Some interesting things here:

@vmagnin, your assertion is only partly correct. On at least i?-86--freebsd, gfortran will use the i387 by default over the sse instruction set. On x86_64--freebsd, gfortran selects sse instruction set in preference to i387.

1 Like

Reciprocal square roots are often used as an intermediate step in the calculation of regular square roots, so benchmarking sqrt() vs. x*rsqrt(x) would also be informative.

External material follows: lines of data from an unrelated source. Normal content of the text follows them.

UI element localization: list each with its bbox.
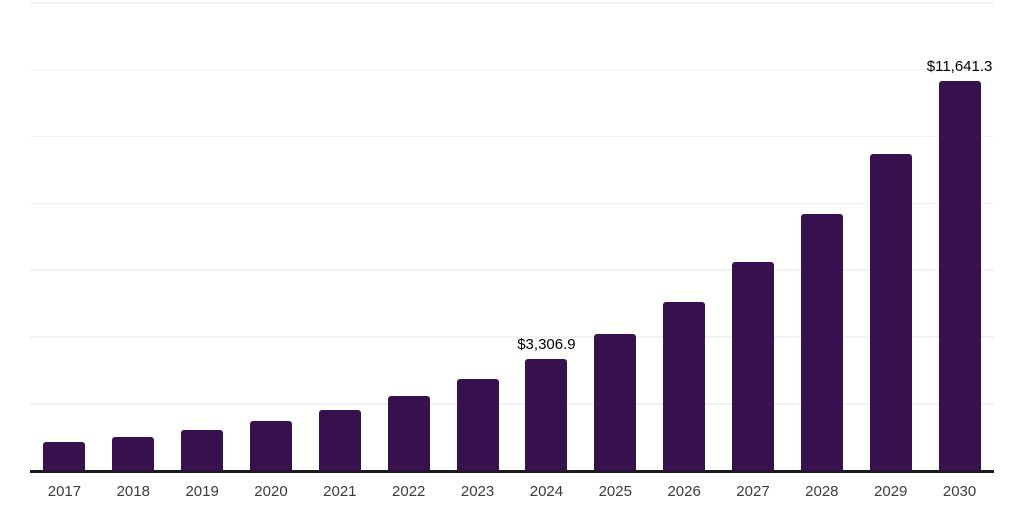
bar-2025[interactable]	[594, 333, 637, 471]
bar-2017[interactable]	[43, 442, 86, 471]
gridline	[30, 403, 994, 405]
bar-2018[interactable]	[112, 437, 155, 471]
x-tick-label-2018: 2018	[116, 483, 150, 500]
bar-2030[interactable]	[938, 80, 981, 471]
x-axis-line	[30, 470, 994, 473]
bar-2021[interactable]	[318, 410, 361, 471]
bar-2028[interactable]	[800, 214, 843, 471]
gridline	[30, 135, 994, 138]
x-tick-label-2026: 2026	[667, 483, 701, 500]
bar-2026[interactable]	[663, 301, 706, 471]
x-tick-label-2022: 2022	[392, 483, 426, 500]
x-tick-label-2027: 2027	[736, 483, 770, 500]
gridline	[30, 269, 994, 271]
x-tick-label-2030: 2030	[942, 483, 977, 500]
x-tick-label-2024: 2024	[529, 483, 564, 500]
x-tick-label-2021: 2021	[323, 483, 357, 500]
gridline	[30, 68, 994, 71]
x-tick-label-2025: 2025	[598, 483, 632, 500]
x-tick-label-2028: 2028	[805, 483, 839, 500]
x-tick-label-2017: 2017	[47, 483, 82, 500]
gridline	[30, 2, 994, 4]
bar-2022[interactable]	[387, 396, 430, 471]
bar-2029[interactable]	[869, 154, 912, 471]
bar-2023[interactable]	[456, 379, 499, 471]
bar-2020[interactable]	[250, 421, 292, 471]
bar-2019[interactable]	[181, 430, 224, 471]
x-tick-label-2019: 2019	[185, 483, 219, 500]
gridline	[30, 202, 994, 205]
data-label-2030: $11,641.3	[926, 57, 993, 75]
x-tick-label-2020: 2020	[254, 483, 288, 500]
bar-2024[interactable]	[525, 359, 568, 471]
x-tick-label-2029: 2029	[874, 483, 908, 500]
data-label-2024: $3,306.9	[517, 336, 576, 354]
x-tick-label-2023: 2023	[460, 483, 495, 500]
bar-2027[interactable]	[732, 262, 774, 471]
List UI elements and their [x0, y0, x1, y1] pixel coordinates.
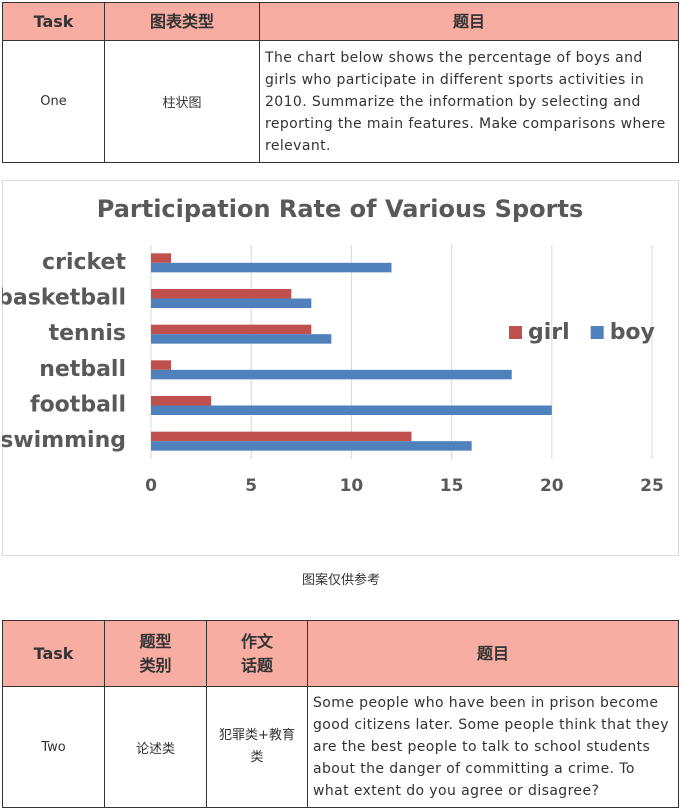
header-line: 题目 — [476, 643, 509, 663]
legend-label: girl — [528, 320, 570, 345]
caption: 图案仅供参考 — [301, 573, 380, 588]
bar — [151, 334, 332, 344]
body-cell: Two — [2, 686, 105, 808]
header-cell: 题目 — [259, 2, 679, 41]
legend-label: boy — [610, 320, 655, 345]
body-cell: 犯罪类+教育类 — [206, 686, 308, 808]
header-cell: Task — [2, 2, 105, 41]
bar — [151, 360, 172, 370]
bar — [151, 441, 472, 451]
bar — [151, 396, 212, 406]
header-cell: 作文 话题 — [206, 620, 308, 687]
body-cell: One — [2, 40, 105, 163]
bar — [151, 262, 392, 273]
header-line: 题型 — [139, 631, 172, 651]
x-tick-label: 5 — [245, 476, 257, 496]
header-line: Task — [33, 643, 74, 663]
body-cell: Some people who have been in prison beco… — [307, 686, 679, 808]
y-tick-label: netball — [39, 357, 126, 382]
legend-swatch — [509, 326, 522, 339]
bar — [151, 298, 312, 308]
header-line: 类别 — [139, 655, 172, 675]
x-tick-label: 0 — [145, 476, 157, 496]
header-cell: 图表类型 — [104, 2, 260, 41]
header-cell: 题型 类别 — [104, 620, 207, 687]
y-tick-label: football — [30, 393, 126, 418]
bar — [151, 431, 412, 442]
header-cell: 题目 — [307, 620, 679, 687]
header-cell: Task — [2, 620, 105, 687]
y-tick-label: tennis — [49, 321, 126, 346]
chart-title: Participation Rate of Various Sports — [97, 195, 583, 223]
chart-frame — [2, 180, 679, 556]
x-tick-label: 20 — [540, 476, 564, 496]
bar — [151, 369, 512, 380]
body-cell: 柱状图 — [104, 40, 260, 163]
bar — [151, 253, 172, 263]
header-line: 话题 — [240, 655, 273, 675]
header-line: 作文 — [240, 631, 273, 651]
legend-swatch — [590, 326, 604, 339]
bar — [151, 324, 312, 335]
x-tick-label: 15 — [440, 476, 464, 496]
body-cell: The chart below shows the percentage of … — [259, 40, 679, 163]
bar — [151, 289, 292, 299]
chart: Participation Rate of Various Sports 0 5 1… — [2, 180, 679, 556]
body-cell: 论述类 — [104, 686, 207, 808]
y-tick-label: cricket — [42, 250, 126, 275]
x-tick-label: 25 — [640, 476, 664, 496]
y-tick-label: basketball — [2, 286, 126, 311]
bar — [151, 405, 552, 415]
y-tick-label: swimming — [2, 428, 126, 453]
x-tick-label: 10 — [340, 476, 364, 496]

(Optional old guy anecdote: the Cray-1 didn’t have a floating-point division instruction; instead, it had a “reciprocal approximation” ROM table look-up instruction and a variant of floating-point multiplication that performed a Newton-Raphson refinement iteration. Both of these could be implemented in a pipelined fashion, so there were vector versions of these instructions, and a vectorized FP division was a three-instruction two-chime sequence. On the Cray-2/-3, these were augmented with variants that performed the same technique to compute a reciprocal square root via a table look-up for approximation and yet another variant of floating-point multiplication for N-R refinement, so SQRT was also three instructions. The numerical accuracy wasn’t perfect, though. The reciprocal look-up tables were loaded by the Cray-2 boot sequence, and you could actually change numeric results at your site by tweaking them.)